Jonathan Carr-West is Chief Executive of LGIU takes stock of the political ideas and practicalities at the end of party conference season.
Ralph Waldo Emerson famously wrote that ‘a foolish consistency is the hobgoblin of little minds’. I have always felt that the word ‘foolish’ does a lot of work in this sentence. I take it to mean that an unbending adherence to ideas in the face of evidence is a sign of intellectual insecurity and that it can easily lead to mischief, hence the ‘hobgoblin’.
The rigid application of a set intellectual framework to the complexities of the world means that we can find ourselves attempting to force through solutions that can never work. As Emerson’s contemporary Mark Twain put it somewhat more pithily: ‘To a man with a hammer everything looks like a nail.’ This, incidentally, is one of the reasons why so many of the complex challenges we face are better solved by local institutions than by central Government.
But in politics, we also know that some degree of consistency is desirable, indeed necessary. Without consistency we cannot deliver and we cannot bring people with us. So perhaps we need to distinguish between good consistency and bad consistency. We need consistency of purpose and of values and while we need to be adaptive to circumstance we also need enough consistency of action for people to work with us. Rigid thinking and inconsistent action is probably the worst of all worlds.
So, a few weeks in to a new administration do we see much consistency of purpose in local government policy? It’s hard to say. There has been strikingly little talk of levelling up – though it did get a glancing reference in the Prime Minister’s conference speech.
We wait to see how much parliamentary time will be given to the Levelling Up Bill and several of the deals believed to have been agreed are still to be announced.
From the local government side there is increasing willingness, though little enthusiasm, to accept elected leaders as the price of devolution.

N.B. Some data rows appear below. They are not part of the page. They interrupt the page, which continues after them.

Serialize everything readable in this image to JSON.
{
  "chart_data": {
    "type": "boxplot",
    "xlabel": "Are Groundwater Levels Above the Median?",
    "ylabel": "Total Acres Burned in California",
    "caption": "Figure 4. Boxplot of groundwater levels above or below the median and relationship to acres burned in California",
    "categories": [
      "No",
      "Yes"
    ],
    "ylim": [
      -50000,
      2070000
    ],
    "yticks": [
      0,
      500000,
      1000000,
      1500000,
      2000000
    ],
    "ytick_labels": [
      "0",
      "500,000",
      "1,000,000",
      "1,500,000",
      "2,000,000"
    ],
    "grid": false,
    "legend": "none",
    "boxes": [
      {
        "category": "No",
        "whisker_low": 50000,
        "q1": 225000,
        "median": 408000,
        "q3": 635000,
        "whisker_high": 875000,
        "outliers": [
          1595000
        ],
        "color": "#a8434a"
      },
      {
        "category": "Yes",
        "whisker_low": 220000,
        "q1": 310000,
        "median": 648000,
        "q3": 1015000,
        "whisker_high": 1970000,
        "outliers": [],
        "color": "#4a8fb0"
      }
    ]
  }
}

Is this an example of adaptation rather than foolish consistency?
But it is not clear how much drive there is behind the agenda. Instead, the focus seems to be turning to investment zones, but these feel like an idea put together in a hurry without much thought to the process or to the governance of them.
Meanwhile, at its conference, Labour also had a big idea about local government – though it didn’t get much airtime: the abolition of business rates to be replaced by…well, that is still to be confirmed.
There is no shortage of ideas, many of which we have explored at LGiU: there are local sales taxes, a local share of income tax or differentiation between needs-based services and local ones.
We shouldn’t blame Labour for not having a fully developed policy at this stage; its main task is not to frighten the voters – though it has always surprised me that a party seeking to appear like a Government in waiting doesn’t make more of the fact that it actually does govern large parts of the country at a local level.
But if Labour ever does make it into Government it will find time suddenly accelerates and it will be under pressure to deliver such reforms at speed. Then, it too, will need to find the right form of consistency.
That is the key for councils, as we lurch from one single year settlement to another. Chief executives and leaders constantly tell me they don’t worry just about shortage of money, but about never knowing from one year to the next what their funding will look like and what new hoops they will have to jump through. A foolish consistency is no good, but the right type of consistency would be a gift beyond price.